The treatment of Paralympian bronze medallist Tyrone Pillay on the wrong end of a highly charged incident at OR Tambo International Airport is another pointer to the general bankruptcy, both financial and in lacking sensitivity and knowledge of its own procedures, manifested by our troubled national carrier, South African Airways.
Pillay, who earned this country a bronze medal in the T42 shot put for single above the knee amputees, at the recently concluded Paralympics in Rio de Janeiro, Brazil, went ballistic on social media, claiming he had been refused the right to board a connection from Johannesburg to Durban at his home in Reservoir Hills because of his prosthetic leg.
SAA spokesperson Tlali Tlali confirmed the embarrassing public relations fiasco in an apology to Pillay and acknowledged there was provision for “passenger assistive devices” to be carried into the cabin.
Pillay, who had been part of the hero’s welcome accorded the returning South African Paralympians at OR Tambo, tweeted: “Can’t believe I got treated like this after winning a medal for our country. Totally disrespectful.”
This – not to put too fine a point on it – is something of an understatement, especially as the airline had made much of its backing of Team SA at the Paralympics.
You have to wonder how a lower-profile passenger might have fared given similar circumstances.

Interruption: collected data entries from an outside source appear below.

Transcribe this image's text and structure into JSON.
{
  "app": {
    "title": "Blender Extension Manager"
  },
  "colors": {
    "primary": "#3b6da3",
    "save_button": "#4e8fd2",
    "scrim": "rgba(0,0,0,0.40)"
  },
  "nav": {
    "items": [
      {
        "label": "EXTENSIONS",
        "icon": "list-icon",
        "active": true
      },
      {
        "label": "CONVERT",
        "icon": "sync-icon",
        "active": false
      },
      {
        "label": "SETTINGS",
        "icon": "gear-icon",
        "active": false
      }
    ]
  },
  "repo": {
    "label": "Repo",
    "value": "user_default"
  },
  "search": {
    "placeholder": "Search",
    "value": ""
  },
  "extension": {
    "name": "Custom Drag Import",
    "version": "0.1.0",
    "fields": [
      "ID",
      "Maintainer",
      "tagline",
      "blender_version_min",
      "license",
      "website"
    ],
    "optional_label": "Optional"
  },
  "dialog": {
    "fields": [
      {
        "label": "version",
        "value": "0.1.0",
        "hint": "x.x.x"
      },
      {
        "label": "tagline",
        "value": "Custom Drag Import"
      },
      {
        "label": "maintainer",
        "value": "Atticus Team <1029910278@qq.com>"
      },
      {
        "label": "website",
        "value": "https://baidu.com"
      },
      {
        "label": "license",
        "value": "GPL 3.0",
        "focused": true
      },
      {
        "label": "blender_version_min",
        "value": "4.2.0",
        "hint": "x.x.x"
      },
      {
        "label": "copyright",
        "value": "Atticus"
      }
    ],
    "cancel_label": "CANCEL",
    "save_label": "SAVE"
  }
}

Pillay, whose family had flown up from KwaZulu-Natal to join him in the triumphal homecoming, has every right to feel deeply humiliated.
Tlali, who also admitted that the air crew had apologised for a misguided piece of bureaucracy that should never have been allowed to happen, piled further insensitivity on the debacle by adding: “We are disappointed that Mr Pillay’s otherwise pleasant customer experience was spoilt on the last leg of his journey back home.”